Pandora has disclosed its Corporate Governance Statement for 2022, cf. Section 107b of the Danish Financial Statements Act, see the archive here.  

Pandora strives to exercise good corporate governance at all times and Pandora assesses its practices against the Corporate Governance Recommendations of the Danish Committee on Corporate Governance. As a publicly listed company, Pandora is subject to the disclosure requirements in applicable legislation and the regulations of Nasdaq Copenhagen.

The Board of Directors remains committed to, and complies with, all the Danish Corporate Governance Recommendations as adopted in November 2017.

Board and executive management

Corporate authority is divided between the Board of Directors and Executive Management. These two bodies exist independently of each other as is normal practice in Denmark. The Board is elected at the Annual General Meeting and all Board members are up for election every year. The Executive Management team is appointed by the Board. Executive Management is responsible for day-to-day management; the Board supervises the Executive Management’s work and is responsible for Pandora’s general and strategic direction. The Board’s primary tasks are to ensure that Pandora has a strong management team, optimal organisational and capital structures, efficient business processes, transparent bookkeeping and practices, and responsible asset management. Additionally, the Board oversees Pandora’s financial development, related planning and reporting systems as well as internal controls and risk management.

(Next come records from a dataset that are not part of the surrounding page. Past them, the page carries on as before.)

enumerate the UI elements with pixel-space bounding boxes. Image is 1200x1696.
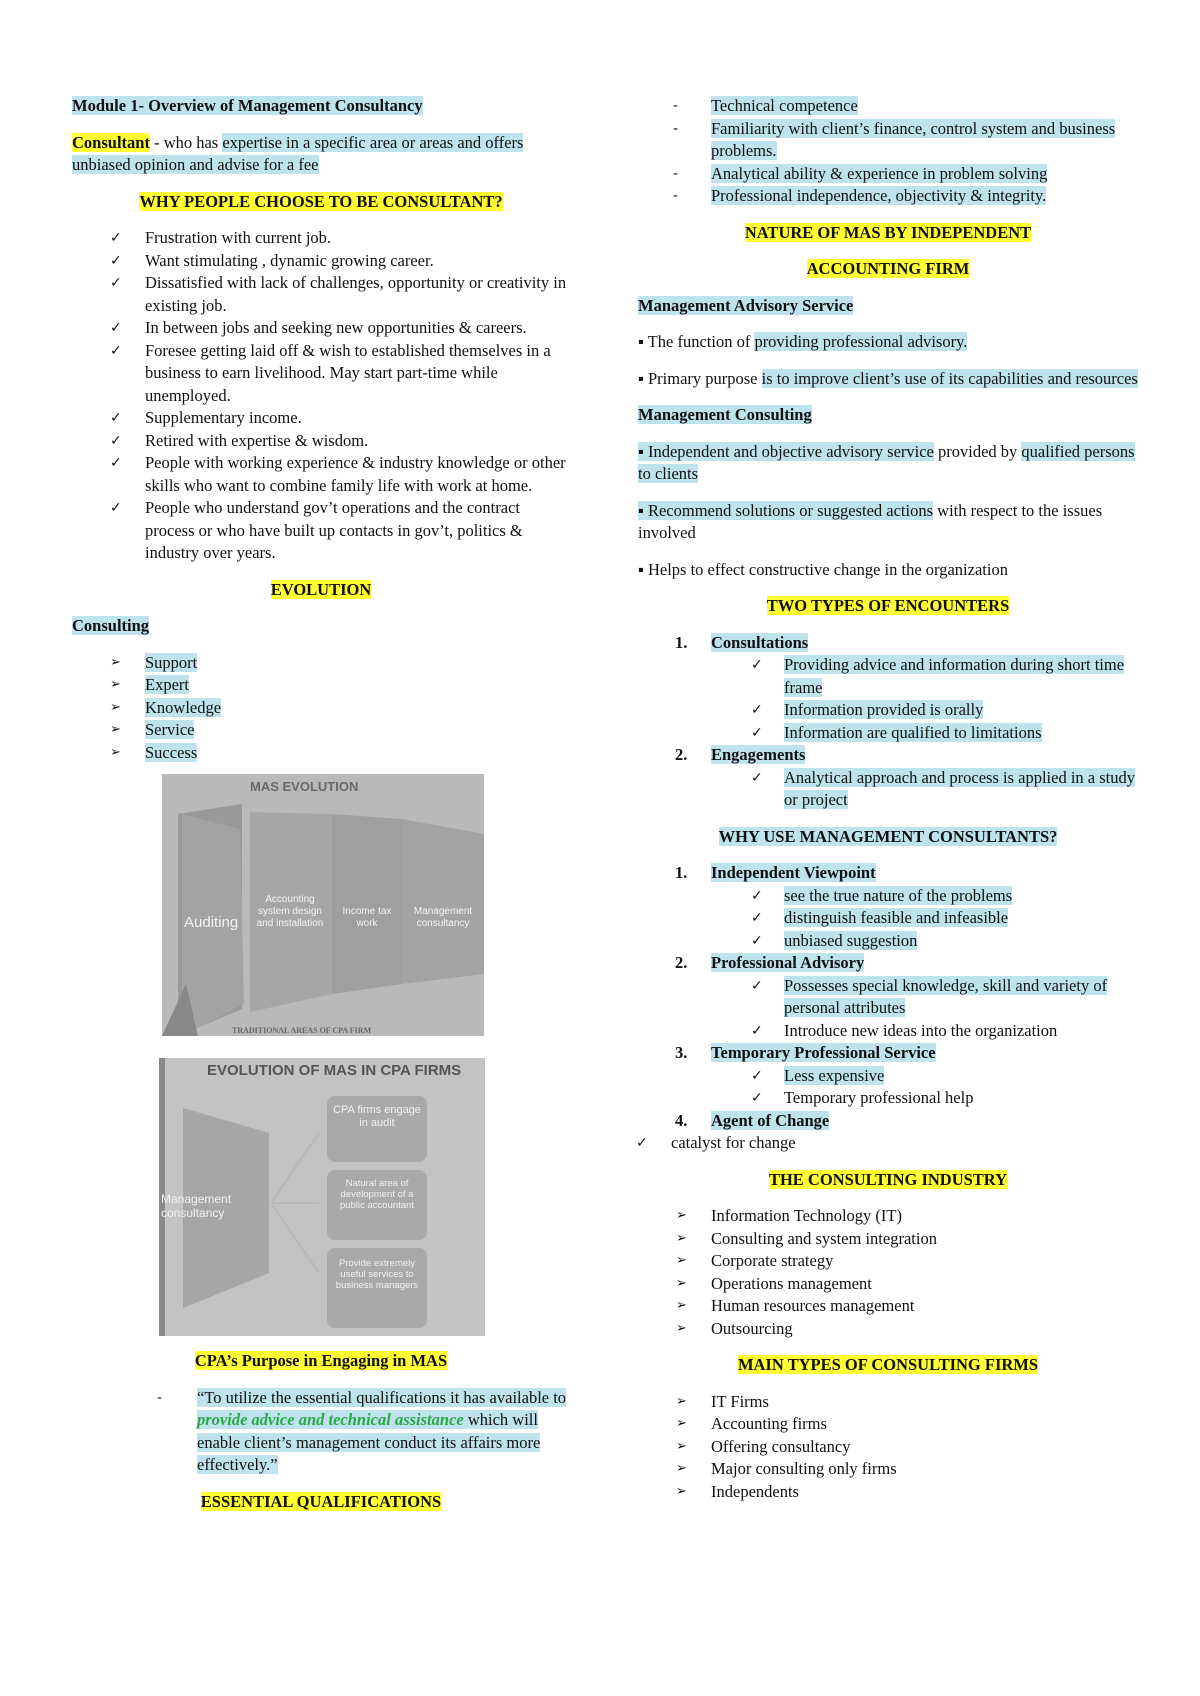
consultant-definition — [72, 132, 570, 177]
fig2-box-natural: Natural area of development of a public accountant — [340, 1178, 414, 1211]
mc-p1: ▪ Independent and objective advisory service provided by qualified persons to clients — [638, 441, 1135, 483]
sub-item-text: Possesses special knowledge, skill and variety of personal attributes — [784, 975, 1108, 1017]
why-item-text: Retired with expertise & wisdom. — [145, 430, 369, 450]
purpose-quote: - “To utilize the essential qualifications it has available to provide advice and technical assistance which will enable client’s management conduct its affairs more effectively.” — [157, 1387, 567, 1474]
numbered-item — [638, 1042, 1138, 1110]
consulting-item-text: Success — [145, 742, 198, 762]
arrow-bullet-icon: ➢ — [676, 1320, 687, 1336]
sub-item-text: Analytical approach and process is applied in a study or project — [784, 767, 1135, 809]
sub-item — [638, 722, 1138, 745]
check-icon: ✓ — [751, 1022, 763, 1039]
check-icon: ✓ — [110, 230, 122, 246]
firms-items-item — [638, 1436, 1138, 1459]
industry-items-item — [638, 1228, 1138, 1251]
check-icon: ✓ — [110, 455, 122, 471]
sub-list — [711, 767, 1138, 812]
qualification-item — [586, 185, 1138, 208]
item-text: Offering consultancy — [711, 1436, 851, 1456]
why-heading: WHY PEOPLE CHOOSE TO BE CONSULTANT? — [139, 191, 503, 211]
item-text: Operations management — [711, 1273, 872, 1293]
item-label: Independent Viewpoint — [711, 863, 876, 882]
check-icon: ✓ — [110, 275, 122, 291]
why-list — [72, 227, 570, 565]
why-use-heading: WHY USE MANAGEMENT CONSULTANTS? — [718, 826, 1058, 846]
item-label: Engagements — [711, 745, 806, 764]
consulting-item-text: Service — [145, 720, 195, 739]
sub-item-text: Less expensive — [784, 1065, 885, 1085]
numbered-item — [638, 1110, 1138, 1133]
arrow-bullet-icon: ➢ — [110, 677, 121, 692]
arrow-bullet-icon: ➢ — [676, 1483, 687, 1499]
industry-items-item — [638, 1250, 1138, 1273]
why-item — [72, 227, 570, 250]
qualification-text: Analytical ability & experience in problem solving — [711, 163, 1048, 183]
consulting-item-text: Support — [145, 652, 198, 672]
why-item — [72, 430, 570, 453]
item-number: 3. — [675, 1043, 688, 1062]
why-item — [72, 340, 570, 408]
essential-heading: ESSENTIAL QUALIFICATIONS — [200, 1491, 442, 1511]
dash-bullet: - — [673, 188, 679, 204]
sub-list — [711, 885, 1138, 953]
why-item — [72, 317, 570, 340]
sub-item-text: Information provided is orally — [784, 700, 984, 719]
sub-item — [638, 930, 1138, 953]
item-text: Major consulting only firms — [711, 1459, 897, 1478]
item-text: Outsourcing — [711, 1318, 793, 1338]
arrow-bullet-icon: ➢ — [676, 1230, 687, 1246]
why-item-text: People with working experience & industry knowledge or other skills who want to combine family life with work at home. — [145, 453, 566, 495]
numbered-item — [638, 632, 1138, 745]
firms-items-item — [638, 1458, 1138, 1481]
industry-items-item — [638, 1318, 1138, 1341]
mc-label: Management Consulting — [638, 405, 812, 424]
industry-list — [638, 1205, 1138, 1340]
nature-heading-2: ACCOUNTING FIRM — [806, 259, 970, 278]
sub-item — [638, 1020, 1138, 1043]
arrow-bullet-icon: ➢ — [676, 1253, 687, 1268]
fig2-source: Management consultancy — [161, 1192, 232, 1220]
consulting-item — [72, 652, 570, 675]
left-column — [72, 95, 570, 1513]
sub-list — [711, 975, 1138, 1043]
firms-items-item — [638, 1481, 1138, 1504]
consulting-item — [72, 697, 570, 720]
firms-heading: MAIN TYPES OF CONSULTING FIRMS — [737, 1355, 1039, 1374]
item-number: 1. — [675, 632, 688, 652]
sub-item-text: distinguish feasible and infeasible — [784, 908, 1009, 927]
fig2-title: EVOLUTION OF MAS IN CPA FIRMS — [207, 1062, 462, 1079]
mc-p3: ▪ Helps to effect constructive change in the organization — [638, 559, 1008, 579]
purpose-heading: CPA’s Purpose in Engaging in MAS — [194, 1351, 448, 1370]
check-icon: ✓ — [751, 702, 763, 718]
check-icon: ✓ — [751, 657, 763, 673]
item-text: Independents — [711, 1481, 799, 1501]
arrow-bullet-icon: ➢ — [110, 722, 121, 737]
item-number: 2. — [675, 745, 688, 764]
qualification-item — [586, 163, 1138, 186]
arrow-bullet-icon: ➢ — [110, 654, 121, 670]
why-item-text: Foresee getting laid off & wish to established themselves in a business to earn livelihood. May start part-time while unemployed. — [145, 340, 551, 405]
industry-items-item — [638, 1295, 1138, 1318]
numbered-item — [638, 952, 1138, 1042]
sub-item-text: Providing advice and information during short time frame — [784, 655, 1125, 697]
sub-item — [638, 654, 1138, 699]
mas-p1: ▪ The function of providing professional advisory. — [638, 332, 968, 351]
fig1-block-auditing: Auditing — [184, 914, 239, 931]
arrow-bullet-icon: ➢ — [676, 1298, 687, 1313]
qualification-text: Familiarity with client’s finance, control system and business problems. — [711, 118, 1116, 160]
industry-items-item — [638, 1205, 1138, 1228]
numbered-item — [638, 744, 1138, 812]
arrow-bullet-icon: ➢ — [676, 1438, 687, 1454]
numbered-item — [638, 862, 1138, 952]
why-item-text: Frustration with current job. — [145, 228, 332, 247]
qualification-item — [586, 95, 1138, 118]
consulting-item — [72, 742, 570, 765]
fig2-box-services: Provide extremely useful services to business managers — [335, 1258, 419, 1291]
dash-bullet: - — [673, 120, 679, 137]
check-icon: ✓ — [110, 252, 122, 269]
item-text: Information Technology (IT) — [711, 1206, 902, 1225]
consulting-item-text: Knowledge — [145, 697, 222, 717]
item-label: Consultations — [711, 632, 809, 652]
item-number: 4. — [675, 1110, 688, 1130]
sub-item — [638, 767, 1138, 812]
sub-item-text: see the true nature of the problems — [784, 885, 1013, 905]
sub-list — [711, 1065, 1138, 1110]
why-item-text: Want stimulating , dynamic growing career. — [145, 250, 434, 270]
consultant-term: Consultant — [72, 132, 150, 152]
why-item — [72, 497, 570, 565]
fig2-box-audit: CPA firms engage in audit — [333, 1104, 421, 1129]
fig1-title: MAS EVOLUTION — [250, 779, 359, 794]
check-icon: ✓ — [110, 342, 122, 359]
check-icon: ✓ — [751, 932, 763, 949]
encounters-heading: TWO TYPES OF ENCOUNTERS — [766, 596, 1010, 615]
item-number: 1. — [675, 863, 688, 882]
consulting-item-text: Expert — [145, 675, 189, 694]
sub-item-text: unbiased suggestion — [784, 930, 918, 950]
check-icon: ✓ — [110, 432, 122, 449]
item-label: Professional Advisory — [711, 953, 865, 972]
why-item-text: In between jobs and seeking new opportunities & careers. — [145, 318, 527, 337]
check-icon: ✓ — [751, 1067, 763, 1084]
check-icon: ✓ — [110, 500, 122, 516]
sub-item — [638, 1065, 1138, 1088]
qualifications-list — [586, 95, 1138, 208]
mc-p2: ▪ Recommend solutions or suggested actions with respect to the issues involved — [638, 500, 1103, 542]
fig1-block-accounting: Accounting system design and installation — [256, 894, 324, 929]
why-item-text: Supplementary income. — [145, 408, 302, 427]
why-item-text: People who understand gov’t operations and the contract process or who have built up contacts in gov’t, politics & industry over years. — [145, 498, 523, 562]
sub-item — [638, 1087, 1138, 1110]
check-icon: ✓ — [751, 910, 763, 926]
sub-item — [638, 885, 1138, 908]
why-item — [72, 452, 570, 497]
item-label: Temporary Professional Service — [711, 1043, 936, 1062]
consultant-dash: - who has — [149, 132, 223, 152]
mas-evolution-figure — [162, 774, 484, 1036]
item-text: IT Firms — [711, 1391, 769, 1411]
sub-item — [638, 699, 1138, 722]
arrow-bullet-icon: ➢ — [676, 1393, 687, 1409]
check-icon: ✓ — [751, 887, 763, 904]
item-text: Corporate strategy — [711, 1251, 834, 1270]
check-icon: ✓ — [110, 320, 122, 336]
arrow-bullet-icon: ➢ — [676, 1461, 687, 1476]
firms-list — [638, 1391, 1138, 1504]
consulting-item — [72, 719, 570, 742]
consulting-item — [72, 674, 570, 697]
consultant-def: expertise in a specific area or areas and offers unbiased opinion and advise for a fee — [72, 132, 524, 174]
check-icon: ✓ — [751, 977, 763, 994]
sub-list — [711, 654, 1138, 744]
sub-item — [638, 907, 1138, 930]
arrow-bullet-icon: ➢ — [676, 1275, 687, 1291]
why-item-text: Dissatisfied with lack of challenges, opportunity or creativity in existing job. — [145, 273, 567, 315]
fig1-block-management: Management consultancy — [413, 906, 473, 929]
qualification-item — [586, 118, 1138, 163]
check-icon: ✓ — [751, 1090, 763, 1106]
why-item — [72, 272, 570, 317]
sub-item-text: Temporary professional help — [784, 1088, 974, 1107]
sub-item — [638, 975, 1138, 1020]
mas-cpa-figure — [159, 1058, 485, 1336]
item-text: Consulting and system integration — [711, 1228, 937, 1248]
dash-bullet: - — [673, 165, 679, 182]
item-number: 2. — [675, 953, 688, 972]
why-use-list — [638, 862, 1138, 1132]
nature-heading-1: NATURE OF MAS BY INDEPENDENT — [744, 222, 1032, 242]
purpose-quote-list — [72, 1387, 570, 1477]
mas-label: Management Advisory Service — [638, 295, 854, 315]
item-text: Human resources management — [711, 1296, 915, 1315]
why-item — [72, 407, 570, 430]
right-column — [638, 95, 1138, 1503]
mas-p2: ▪ Primary purpose is to improve client’s use of its capabilities and resources — [638, 368, 1138, 388]
qualification-text: Technical competence — [711, 96, 858, 115]
fig1-caption: TRADITIONAL AREAS OF CPA FIRM — [232, 1026, 372, 1035]
catalyst-item: ✓ catalyst for change — [636, 1133, 796, 1152]
arrow-bullet-icon: ➢ — [676, 1208, 687, 1223]
check-icon: ✓ — [751, 724, 763, 741]
industry-heading: THE CONSULTING INDUSTRY — [768, 1169, 1008, 1189]
dash-bullet: - — [673, 98, 679, 114]
firms-items-item — [638, 1391, 1138, 1414]
evolution-heading: EVOLUTION — [270, 579, 372, 599]
module-title: Module 1- Overview of Management Consultancy — [72, 96, 423, 115]
sub-item-text: Information are qualified to limitations — [784, 722, 1042, 742]
arrow-bullet-icon: ➢ — [676, 1416, 687, 1431]
consulting-list — [72, 652, 570, 765]
item-label: Agent of Change — [711, 1110, 830, 1130]
firms-items-item — [638, 1413, 1138, 1436]
encounters-list — [638, 632, 1138, 812]
check-icon: ✓ — [751, 769, 763, 786]
qualification-text: Professional independence, objectivity & integrity. — [711, 186, 1047, 205]
sub-item-text: Introduce new ideas into the organization — [784, 1020, 1058, 1040]
industry-items-item — [638, 1273, 1138, 1296]
arrow-bullet-icon: ➢ — [110, 699, 121, 715]
item-text: Accounting firms — [711, 1414, 827, 1433]
check-icon: ✓ — [110, 410, 122, 426]
why-item — [72, 250, 570, 273]
fig1-block-income-tax: Income tax work — [342, 906, 392, 929]
arrow-bullet-icon: ➢ — [110, 744, 121, 760]
consulting-label: Consulting — [72, 616, 150, 635]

The composition of the Board must be such that, at any time, the consolidated competencies of the Board enable it to supervise Pandora’s development and diligently address the specific opportunities and challenges Pandora faces. Together, the Board and Executive Management develop the overall strategy and ensure that the competencies and resources are in place to enable Pandora to achieve its objectives.

Board activities in 2022

The Board held nine meetings in 2022. Its primary focus was to oversee the executional progress of Pandora’s Phoenix strategy following its announcement at Pandora’s Capital Markets Day on 14 September 2021. Furthermore, the Board spent time on sustainability and compliance matters as well as risk management.

Board Evaluation

Each year, the Board conducts an internal self-evaluation focusing on the effectiveness and skills of the Board. The ideal mix of skills and experience required of Board members includes:

  • Board experience
  • Sectoral experience 
  • Sustainability
  • Marketing and brand
  • Executive management 
  • Digitalisation
  • Retail
  • Finance

An external assessment of the Board’s skills and effectiveness is conducted every three years to ensure objectivity and benchmarking.

In 2022, an internal Board effectiveness self-evaluation was conducted across seven areas: value creation and strategy, Board agenda and meetings (including committees), talent and culture, Board composition, Board members’ contributions, Chair's effectiveness, and reporting/risk management. The conclusions are shared with the Chair, the Board members and Executive Management, followed by a thorough discussion.

The assessment of the last self-evaluation held in 2022 identified that the Board continues to consist of individuals who possess relevant skills and experience, and are engaged and well-prepared. The Board structure and committee work are effective and well-functioning, including interactions with Executive Management.